Markov Decision Processes
Markov Decision Processes
1. Markov Processes
1.1. Introduction to MDPs
- Markov Decision Processes formally describe an environment for reinforcement learning.
- environment is fully observable
1.2. Markov Property
- the future is independent of the past given the present
Definition
A state \(S_t\) is Markov if and only if \(\mathbb{P}[S_{t+1}|S_t] = \mathbb{P}[S_{t+1}|S_1, ..., S_t]\)
1.3. Markov Chains
Definition
A Markov Process (or Markov Chain) is tuple \((\mathcal{S}, \mathcal{P})\) \(\mathcal{S}\) is a finite set of states \(\mathcal{P}\) is a state transition probability matrix
2. Markov Reward Processes
2.1. Markov Reward Process
Definition
A Markov Reward Process is a tuple \((\mathcal{S}, \mathcal{P}, \mathcal{R}, \mathcal{\gamma})\)
2.2. Return
Definition
\(G_t = R_{t+1} + \gamma R_{t+2} + ... = \sum_{k=0}^{\infty}\gamma^k R_{t+k+1}\) where \(\gamma \in [0, 1]\).
2.3. Value Function
Definition
\(v(s) = \mathbb{E}[G_t |S_t = s]\) e.g.) \(G_1 = R_2 + \gamma R_3 + ... + \gamma^{T-2}R_T\)
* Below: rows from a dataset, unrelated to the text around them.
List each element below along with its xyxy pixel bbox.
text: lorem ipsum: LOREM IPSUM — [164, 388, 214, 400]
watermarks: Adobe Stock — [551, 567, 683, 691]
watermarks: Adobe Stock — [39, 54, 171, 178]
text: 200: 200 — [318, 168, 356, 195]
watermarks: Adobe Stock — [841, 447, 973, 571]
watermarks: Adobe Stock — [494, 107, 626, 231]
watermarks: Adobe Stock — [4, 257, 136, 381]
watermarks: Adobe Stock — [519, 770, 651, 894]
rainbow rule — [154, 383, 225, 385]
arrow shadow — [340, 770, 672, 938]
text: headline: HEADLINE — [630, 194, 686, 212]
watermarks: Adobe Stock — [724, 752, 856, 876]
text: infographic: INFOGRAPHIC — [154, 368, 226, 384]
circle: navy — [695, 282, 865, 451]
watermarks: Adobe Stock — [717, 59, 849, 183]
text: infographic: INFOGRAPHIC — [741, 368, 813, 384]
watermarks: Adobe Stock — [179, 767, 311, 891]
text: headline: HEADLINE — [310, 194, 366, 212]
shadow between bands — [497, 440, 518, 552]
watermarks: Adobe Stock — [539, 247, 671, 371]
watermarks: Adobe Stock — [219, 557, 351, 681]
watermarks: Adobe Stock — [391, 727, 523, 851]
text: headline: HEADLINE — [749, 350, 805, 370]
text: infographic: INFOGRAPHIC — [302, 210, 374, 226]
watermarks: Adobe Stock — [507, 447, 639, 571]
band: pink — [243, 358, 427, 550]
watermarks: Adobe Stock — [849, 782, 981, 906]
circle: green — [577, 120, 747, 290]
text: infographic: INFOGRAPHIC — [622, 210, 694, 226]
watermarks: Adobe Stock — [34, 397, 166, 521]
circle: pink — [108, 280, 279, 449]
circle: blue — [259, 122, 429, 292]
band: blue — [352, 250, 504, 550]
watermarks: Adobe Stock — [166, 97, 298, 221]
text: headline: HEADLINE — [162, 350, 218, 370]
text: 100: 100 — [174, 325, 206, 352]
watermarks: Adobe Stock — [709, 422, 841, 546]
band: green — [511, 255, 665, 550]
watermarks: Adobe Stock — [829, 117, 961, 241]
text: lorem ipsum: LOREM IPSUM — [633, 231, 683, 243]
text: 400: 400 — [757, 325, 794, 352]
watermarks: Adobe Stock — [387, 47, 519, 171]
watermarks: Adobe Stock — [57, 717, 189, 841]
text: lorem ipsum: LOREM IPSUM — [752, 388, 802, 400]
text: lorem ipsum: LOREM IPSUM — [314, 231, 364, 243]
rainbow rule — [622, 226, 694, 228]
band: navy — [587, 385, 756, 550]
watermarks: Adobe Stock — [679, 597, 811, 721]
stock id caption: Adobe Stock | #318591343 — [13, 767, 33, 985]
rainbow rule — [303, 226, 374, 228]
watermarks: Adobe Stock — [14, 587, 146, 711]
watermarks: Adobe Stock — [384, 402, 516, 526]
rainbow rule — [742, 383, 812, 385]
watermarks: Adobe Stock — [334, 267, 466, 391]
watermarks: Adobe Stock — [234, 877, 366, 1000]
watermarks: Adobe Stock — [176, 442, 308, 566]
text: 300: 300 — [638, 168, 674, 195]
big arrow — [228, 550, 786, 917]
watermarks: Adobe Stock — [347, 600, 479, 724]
2.4. Bellman Equation for MRPs
\[\begin{align*} v(s) &= \mathbb{E}[G_t | S_t = s] \\ &= \mathbb{E}[R_{t+1} + \gamma R_{t+2} + \gamma^{2} R_{t+3} + ... | S_t = s] \\ &= \mathbb{E}[R_{t+1} + \gamma(R_{t+2} + \gamma R_{t+3} + ...) | S_t = s] \\ &= \mathbb{E}[R_{t+1} + \gamma(G_{t+1}) | S_t = s] \\ &= \mathbb{E}[R_{t+1} + \gamma(v(S_{t+1})) | S_t = s] \\ \end{align*}\]
3. Markov Decision Processes
3.1. Markov Decision Process
Definition
A Markov Decision Process is a tuple \((\mathcal{S}, \mathcal{A}, \mathcal{P}, \mathcal{R}, \gamma)\)
3.2. Policies
Definition
\(\pi(a|s) = \mathbb{P}[A_t = a | S_t = s]\)
3.3. Value Function
Definition
state-value function
\(v_\pi (s) = \mathbb{E}[G_t | S_t = s]\)
Definition
action-value function
\(q_\pi(s, a) = \mathbb{E}[G_t | S_t = s, A_t = a]\)
3.4. Bellman Expectation Equation
\[\begin{align*} v_\pi (s) &= \mathbb{E}[G_t | S_t = s] \\ &= \mathbb{E}[R_{t+1} + \gamma v_\pi(S_{t+1}) | S_t = s] \end{align*}\] \[\begin{align*} q_\pi(s, a) &= \mathbb{E}[G_t | S_t = s, A_t = a] \\ &= \mathbb{E}[R_{t+1} + \gamma q_\pi(S_{t+1}, A_{t+1}) | S_t = s, A_t = a] \end{align*}\]